The current trade conflict didn't happen overnight. It built over years of complaints about intellectual property theft, forced technology transfer, and industrial subsidies β€” then exploded into open tariff warfare.

Jan 2018Opening shots

US Action Solar panel & washing machine tariffs

Trump administration imposes tariffs under Section 201, signaling willingness to use trade tools aggressively.

Mar 2018Escalation

US Action Section 301 investigation completed

USTR finds China guilty of IP theft and forced tech transfer. Justification for broad tariffs established.

Jul 2018War begins

Tariffs take effect β€” both sides

US imposes 25% tariffs on $34B of Chinese goods. China retaliates immediately with matching tariffs on US goods including soybeans and cars.

Sep 2018Expansion

Third round of tariffs

US adds $200B in Chinese goods at 10%. China responds with tariffs on $60B of US goods. Trade war now covers majority of bilateral trade.

May 2019Tech war

US Action Huawei blacklisted

Commerce Dept adds Huawei to Entity List. Trade conflict expands into technology and national security sphere.

Jan 2020Pause

"Phase One" deal signed

China commits to $200B in additional US purchases. US suspends some tariff increases. Structural issues unresolved. Deal largely unfulfilled.

2021-22Continuation

US Action Biden maintains tariffs

New administration keeps Trump-era tariffs in place. Reviews ongoing but no major rollbacks. Bipartisan consensus on China hawkishness.

May 2024New front

US Action EV and clean energy tariffs

100% tariffs on Chinese EVs, plus increases on batteries, solar cells, steel, aluminum. Focus shifts to protecting emerging US industries.

Dec 2024Retaliation

China Response Critical minerals banned

China bans export of gallium, germanium, antimony to US. Signals willingness to weaponize supply chain dominance.

Current Tariff Rates

After years of escalation, tariffs on both sides now cover the majority of traded goods. Some categories face tariffs of 100% or more, reinforcing existing market barriers.

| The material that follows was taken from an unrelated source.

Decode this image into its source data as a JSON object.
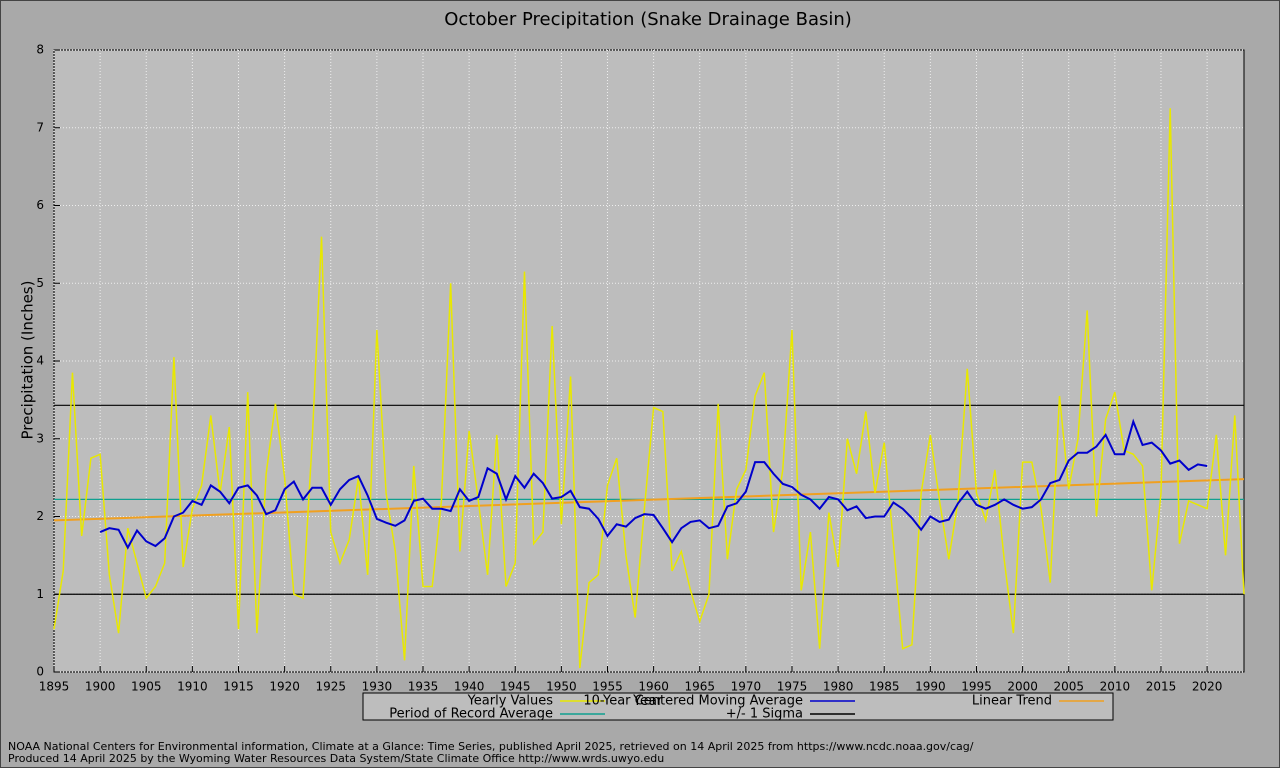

US Tariffs on Chinese Goods (Selected Categories)

Category Pre-2018 Current
Electric vehicles 2.5% 100%
Semiconductors 0% 50%
Solar cells 0% 50%
EV batteries 3.4% 25%
Steel & aluminum 0-3% 25%
Consumer electronics 0% 7.5-25%
Most other goods 3-5% ~25%
Who pays: Tariffs are taxes paid by American importers β€” and largely passed on to US consumers and businesses. Studies estimate the trade war costs the average American household $600-1,200 per year in higher prices.

What Comes Next

The trade relationship has fundamentally changed. Neither side shows interest in returning to pre-2018 norms. Instead, both are preparing for a future of managed competition and reduced interdependence.

Three trends to watch:
  • Decoupling: Both countries actively reducing reliance on each other. US "friend-shoring" to allies; China building domestic supply chains.
  • Third-country routing: Chinese goods increasingly shipped through Vietnam, Mexico, and other countries to avoid tariffs β€” partially undermining the restrictions.
  • Tech bifurcation: Export controls and tariffs creating separate technology ecosystems. Companies forced to choose sides or maintain duplicate supply chains.

The era of US-China economic integration β€” which lifted hundreds of millions out of poverty and made consumer goods cheaper for Americans β€” appears to be ending. What replaces it remains uncertain.